Suleiman the Magnificent 1
Suleiman with captives
Under the rule of the sultan Suleiman (1520-1566), the Ottoman Empire enjoyed its most successful periods and became one of the main contenders in the rivalry between the great powers in Europe. Suleiman was referred to as "Magnificent" in the West and as "Legislator" by the Turks. He considered Charles V. and the Habsburg-House as his main rivals, therefore the objective of his first military campaign was to break their power over Central-Europe. After he was defeated in Vienna and K§szeg he opened a new front-line in the Mediterranean which was a success: by the end of his power most of the Mediterranean was under the control of the Ottoman navy. Suleiman however, did not undertake the risk of waging war against in the Indian Ocean where the Portuguese threatened the long distance-trade route. Instead, he was content with securing Mesopotamia, Egypt and the shores of the Red Sea.

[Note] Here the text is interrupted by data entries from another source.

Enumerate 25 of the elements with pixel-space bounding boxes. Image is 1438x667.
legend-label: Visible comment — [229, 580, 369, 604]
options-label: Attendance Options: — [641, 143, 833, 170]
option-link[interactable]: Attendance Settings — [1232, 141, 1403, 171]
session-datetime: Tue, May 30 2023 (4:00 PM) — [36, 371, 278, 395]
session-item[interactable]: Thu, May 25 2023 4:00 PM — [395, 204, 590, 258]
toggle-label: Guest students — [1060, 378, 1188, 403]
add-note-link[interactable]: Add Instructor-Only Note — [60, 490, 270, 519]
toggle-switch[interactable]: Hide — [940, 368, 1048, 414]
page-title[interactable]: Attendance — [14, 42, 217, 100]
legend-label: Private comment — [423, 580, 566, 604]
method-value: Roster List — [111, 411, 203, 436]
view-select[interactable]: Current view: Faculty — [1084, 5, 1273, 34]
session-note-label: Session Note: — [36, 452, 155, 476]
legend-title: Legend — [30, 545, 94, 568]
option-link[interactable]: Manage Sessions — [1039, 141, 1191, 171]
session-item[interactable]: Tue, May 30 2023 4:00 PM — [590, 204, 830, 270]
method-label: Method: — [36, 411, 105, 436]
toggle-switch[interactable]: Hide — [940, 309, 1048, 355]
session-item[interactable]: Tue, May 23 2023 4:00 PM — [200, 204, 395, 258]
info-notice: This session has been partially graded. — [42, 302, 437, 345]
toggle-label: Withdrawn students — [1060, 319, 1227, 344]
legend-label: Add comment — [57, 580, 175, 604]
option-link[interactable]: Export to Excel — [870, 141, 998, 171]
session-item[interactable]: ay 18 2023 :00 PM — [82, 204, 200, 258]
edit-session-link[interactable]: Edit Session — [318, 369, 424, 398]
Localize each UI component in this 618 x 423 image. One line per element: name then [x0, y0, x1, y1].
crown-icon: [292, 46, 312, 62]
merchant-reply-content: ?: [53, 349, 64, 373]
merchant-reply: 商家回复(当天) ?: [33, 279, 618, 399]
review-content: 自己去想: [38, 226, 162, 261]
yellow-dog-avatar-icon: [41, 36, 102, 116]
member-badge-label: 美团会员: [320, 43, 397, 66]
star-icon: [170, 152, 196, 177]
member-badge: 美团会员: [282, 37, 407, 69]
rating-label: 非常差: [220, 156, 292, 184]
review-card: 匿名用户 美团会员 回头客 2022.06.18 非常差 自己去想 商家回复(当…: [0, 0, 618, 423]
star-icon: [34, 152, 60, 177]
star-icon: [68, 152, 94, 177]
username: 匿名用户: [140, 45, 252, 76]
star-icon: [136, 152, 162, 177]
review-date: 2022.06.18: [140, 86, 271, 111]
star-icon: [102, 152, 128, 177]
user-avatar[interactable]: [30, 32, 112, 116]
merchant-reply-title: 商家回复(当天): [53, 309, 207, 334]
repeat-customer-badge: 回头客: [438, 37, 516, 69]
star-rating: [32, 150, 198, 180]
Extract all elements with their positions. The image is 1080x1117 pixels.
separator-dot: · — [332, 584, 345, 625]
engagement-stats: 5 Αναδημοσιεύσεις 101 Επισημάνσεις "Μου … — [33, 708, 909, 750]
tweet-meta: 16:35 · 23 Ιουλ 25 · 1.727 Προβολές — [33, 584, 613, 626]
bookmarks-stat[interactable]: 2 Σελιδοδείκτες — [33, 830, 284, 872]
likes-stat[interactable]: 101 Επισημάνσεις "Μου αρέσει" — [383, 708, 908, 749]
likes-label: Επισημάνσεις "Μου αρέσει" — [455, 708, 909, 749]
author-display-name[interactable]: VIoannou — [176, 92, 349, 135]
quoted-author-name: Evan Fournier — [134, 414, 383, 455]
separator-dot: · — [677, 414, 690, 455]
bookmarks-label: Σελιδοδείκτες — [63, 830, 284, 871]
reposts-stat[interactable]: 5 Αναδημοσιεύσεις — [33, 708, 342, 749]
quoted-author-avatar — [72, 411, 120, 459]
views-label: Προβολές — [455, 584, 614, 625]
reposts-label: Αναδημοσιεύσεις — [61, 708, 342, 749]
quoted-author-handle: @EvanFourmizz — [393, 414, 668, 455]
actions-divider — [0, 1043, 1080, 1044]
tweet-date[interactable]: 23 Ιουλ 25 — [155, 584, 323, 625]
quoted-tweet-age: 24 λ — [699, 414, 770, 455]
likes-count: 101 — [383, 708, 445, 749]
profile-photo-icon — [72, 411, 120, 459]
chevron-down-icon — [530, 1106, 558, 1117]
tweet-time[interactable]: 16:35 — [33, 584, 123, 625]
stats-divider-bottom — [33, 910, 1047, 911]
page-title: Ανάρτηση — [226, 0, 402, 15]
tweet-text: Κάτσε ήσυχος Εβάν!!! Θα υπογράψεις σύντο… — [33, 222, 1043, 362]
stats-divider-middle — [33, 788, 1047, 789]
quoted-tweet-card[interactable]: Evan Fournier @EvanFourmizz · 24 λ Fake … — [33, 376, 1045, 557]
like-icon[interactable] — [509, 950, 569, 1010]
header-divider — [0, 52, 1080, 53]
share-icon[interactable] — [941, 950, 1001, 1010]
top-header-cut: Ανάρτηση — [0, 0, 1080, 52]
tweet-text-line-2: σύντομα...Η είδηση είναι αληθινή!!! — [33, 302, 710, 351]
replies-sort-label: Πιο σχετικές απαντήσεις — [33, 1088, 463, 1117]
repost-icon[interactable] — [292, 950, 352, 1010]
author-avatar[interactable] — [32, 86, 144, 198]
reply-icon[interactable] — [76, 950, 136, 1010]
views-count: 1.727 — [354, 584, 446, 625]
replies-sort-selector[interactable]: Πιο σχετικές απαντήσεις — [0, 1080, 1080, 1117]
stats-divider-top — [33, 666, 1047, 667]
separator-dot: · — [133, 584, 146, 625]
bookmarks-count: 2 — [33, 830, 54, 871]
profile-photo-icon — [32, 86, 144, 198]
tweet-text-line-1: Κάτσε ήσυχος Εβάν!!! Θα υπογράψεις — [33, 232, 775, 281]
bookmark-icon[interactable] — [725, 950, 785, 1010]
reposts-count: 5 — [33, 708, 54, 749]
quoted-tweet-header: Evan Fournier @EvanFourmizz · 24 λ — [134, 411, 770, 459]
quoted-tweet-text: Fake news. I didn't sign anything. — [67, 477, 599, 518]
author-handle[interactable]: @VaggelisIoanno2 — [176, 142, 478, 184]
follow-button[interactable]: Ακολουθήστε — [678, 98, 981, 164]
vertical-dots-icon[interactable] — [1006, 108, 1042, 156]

He fought more than one war against Persia adding important military and trading territories to the Ottoman Empire. In the second half of his reign he gave up his intention to become a world power and began to focus his attention on the internal organisation of the empire. The establishment of a united, Islamic-nature law and order system of the empire, the development in public building works as well as the appearance of the peculiar characteristic features of Ottoman architecture and literature all took place with his active participation. He is deservedly considered to be one of the creators of classic Ottoman civilisation by succeeding generations. The last stage of his reign was overshadowed by Anatolian rebellions and attempts to dethrone him which were not entirely within his power to suppress. He was the last sultan to regularly take part in wars at the head of his army.